Zwingli’s departure, Luther snorted, was sacrilege. To deny the bodily presence of Christ in his Supper is to deny his omnipresence. This disagreement came to a head in October 1529 when Luther and Zwingli met, at the behest of Phillip of Hesse, to attempt a pan-Protestant alliance over and against the Pope and his pressing military force. Given Luther’s precocity, it’s no surprise that the two couldn’t ignore their differences, and no alliance was born.

In retrospect, such theological quibbling seems myopic. With all that was at stake, couldn’t these two Protestant figureheads forego the theological minutiae and establish some sort of co-belligerency? Unfortunately not.
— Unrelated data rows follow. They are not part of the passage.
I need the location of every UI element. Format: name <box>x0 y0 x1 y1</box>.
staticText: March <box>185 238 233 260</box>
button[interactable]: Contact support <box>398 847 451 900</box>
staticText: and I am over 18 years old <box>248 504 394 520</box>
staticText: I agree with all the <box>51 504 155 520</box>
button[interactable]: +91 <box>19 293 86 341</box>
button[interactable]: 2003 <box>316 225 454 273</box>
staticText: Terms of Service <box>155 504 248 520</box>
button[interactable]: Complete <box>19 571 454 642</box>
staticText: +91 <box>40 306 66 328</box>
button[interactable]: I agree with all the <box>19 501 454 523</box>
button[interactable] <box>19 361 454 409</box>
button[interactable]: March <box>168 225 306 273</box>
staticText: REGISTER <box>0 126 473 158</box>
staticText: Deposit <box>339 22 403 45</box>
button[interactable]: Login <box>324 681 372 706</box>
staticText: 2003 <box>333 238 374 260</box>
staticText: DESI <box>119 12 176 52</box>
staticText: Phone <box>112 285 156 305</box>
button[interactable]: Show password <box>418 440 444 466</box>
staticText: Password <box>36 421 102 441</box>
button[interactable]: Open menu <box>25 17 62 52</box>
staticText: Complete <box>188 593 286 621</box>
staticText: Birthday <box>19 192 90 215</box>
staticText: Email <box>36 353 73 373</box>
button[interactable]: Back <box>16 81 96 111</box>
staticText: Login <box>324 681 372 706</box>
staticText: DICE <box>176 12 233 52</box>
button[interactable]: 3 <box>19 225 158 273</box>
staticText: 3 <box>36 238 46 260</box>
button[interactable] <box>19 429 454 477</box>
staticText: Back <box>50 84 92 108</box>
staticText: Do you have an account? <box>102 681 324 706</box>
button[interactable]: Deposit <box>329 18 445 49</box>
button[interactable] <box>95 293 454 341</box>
Nonetheless, the Reformation’s reframing of the Lord’s Supper had overwhelmingly positive results. Though out-and-out agreement rarely came, one truth remained unalterably clear: the Eucharist does not confer grace; that’s exclusively the purview of Christ and his cross.

The same should be said about the other biblical sacrament, baptism. With Simons and the Anabaptists, the groundwork toward credobaptism had been established. Despite what the Catholic Church said, paedobaptism cannot confer grace and is not salvific. No one, by mere happenstance of his or her birth, is wrought in spiritual privilege.

At the same time, neither is one born in under-privilege because the Reformation made it startlingly clear: Golgotha’s ground is level. And the blood shed there is for Protestants and Catholics, anti-Semites and evangelical Southern Baptists, Germans and Frenchmen, liberal historians and first-year seminarians—all unrighteous ones in need of a Savior’s alien righteousness.